Perth-based Power Ledger and Kansai Electric Power Company (KEPCO) are extending their cooperative partnership by building on a trial project they conducted in Osaka last year. Under the new deal, the Japanese utility use Power Ledger’s blockchain-enabled platform to create, track, trade and provide for the settlement of renewable energy credits generated by rooftop solar systems.
So-called Non-Fossil Value (NFV) enable electricity retailers to receive Renewable Energy Certificates (REC) for electricity that has been fed back into the grid from PV systems. In the next phase of their collaboration, Power Ledger’s digital decentralized ledger will ensure every transaction is immutable and recorded in real-time, while tracing RECs from generation to retirement in order to prevent them from being used more than once.
“The energy market is one of the biggest economies in the world, worth hundreds of billions of dollars. Power Ledger is working with large energy retailers, such as KEPCO, to help them innovate their existing business models for customers,” said Power Ledger Co-founder and Executive Chairman, Jemma Green.
The new trial extends the companies’ successful efforts to test peer-to-peer (P2P) trading of surplus feed-in tariff (FIT) electricity in Osaka. As Japan’s FIT has now come to an end, the second trial will explore new ways to benefit from rooftop PV installations.
“We identified there were additional opportunities to build on our original successful trial with Power Ledger to create an innovative business model for P2P energy trading between participants at houses, businesses and energy aggregators in Japan,” said KEPCO Representative General Manager Fumiaki Ishida.
The first trial project demonstrated that communities could be provided with cheaper energy alternatives to offset existing energy costs, while allowing customers to monetize their renewable energy investments by selling surplus energy via Power Ledger’s P2P trading platform.
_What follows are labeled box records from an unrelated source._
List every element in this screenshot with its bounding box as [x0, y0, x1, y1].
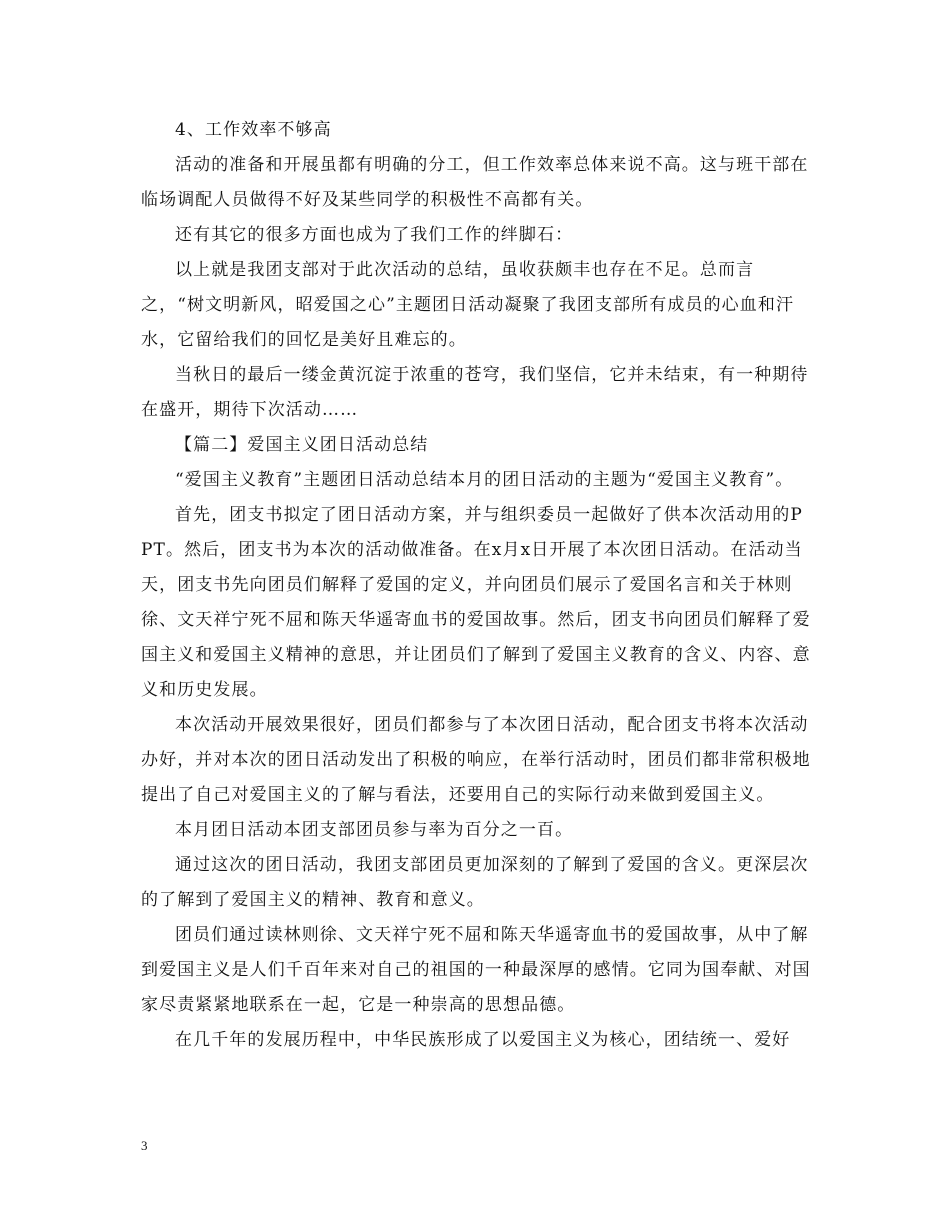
- paragraph: 首先，团支书拟定了团日活动方案，并与组织委员一起做好了供本次活动用的PPT。然后，团支书为本次的活动做准备。在x月x日开展了本次团日活动。在活动当天，团支书先向团员们解释了爱国的定义，并向团员们展示了爱国名言和关于林则徐、文天祥宁死不屈和陈天华遥寄血书的爱国故事。然后，团支书向团员们解释了爱国主义和爱国主义精神的意思，并让团员们了解到了爱国主义教育的含义、内容、意义和历史发展。: [141, 505, 811, 700]
- paragraph: 以上就是我团支部对于此次活动的总结，虽收获颇丰也存在不足。总而言之，“树文明新风，昭爱国之心”主题团日活动凝聚了我团支部所有成员的心血和汗水，它留给我们的回忆是美好且难忘的。: [141, 260, 795, 350]
- section-heading: 【篇二】爱国主义团日活动总结: [175, 435, 429, 455]
- paragraph: “爱国主义教育”主题团日活动总结本月的团日活动的主题为“爱国主义教育”。: [175, 470, 794, 490]
- page-number: 3: [141, 1138, 148, 1153]
- paragraph: 在几千年的发展历程中，中华民族形成了以爱国主义为核心，团结统一、爱好: [175, 1030, 791, 1050]
- paragraph: 本月团日活动本团支部团员参与率为百分之一百。: [175, 820, 574, 840]
- paragraph: 还有其它的很多方面也成为了我们工作的绊脚石：: [175, 225, 574, 245]
- paragraph: 当秋日的最后一缕金黄沉淀于浓重的苍穹，我们坚信，它并未结束，有一种期待在盛开，期待下次活动……: [141, 365, 809, 420]
- paragraph: 团员们通过读林则徐、文天祥宁死不屈和陈天华遥寄血书的爱国故事，从中了解到爱国主义是人们千百年来对自己的祖国的一种最深厚的感情。它同为国奉献、对国家尽责紧紧地联系在一起，它是一种崇高的思想品德。: [141, 925, 811, 1015]
- paragraph: 通过这次的团日活动，我团支部团员更加深刻的了解到了爱国的含义。更深层次的了解到了爱国主义的精神、教育和意义。: [141, 855, 809, 910]
- paragraph-heading-work-efficiency: 4、工作效率不够高: [175, 120, 332, 140]
- document-body: [141, 113, 813, 1058]
- paragraph: 活动的准备和开展虽都有明确的分工，但工作效率总体来说不高。这与班干部在临场调配人员做得不好及某些同学的积极性不高都有关。: [141, 155, 809, 210]
- paragraph: 本次活动开展效果很好，团员们都参与了本次团日活动，配合团支书将本次活动办好，并对本次的团日活动发出了积极的响应，在举行活动时，团员们都非常积极地提出了自己对爱国主义的了解与看法，还要用自己的实际行动来做到爱国主义。: [141, 715, 811, 805]
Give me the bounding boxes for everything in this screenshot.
The second trial project is scheduled to start this month, with initial results expected in March.
Power Ledger is now running projects in countries including Thailand, Japan, the United States and Australia. Last month, it announced the first large-scale commercial rollout of its technology on the home turf. Under a deal with electricity wholesaler Powerclub, South Australian households will be able to pool their net solar and battery storage to act as a virtual power plant and gain access to wholesale electricity prices.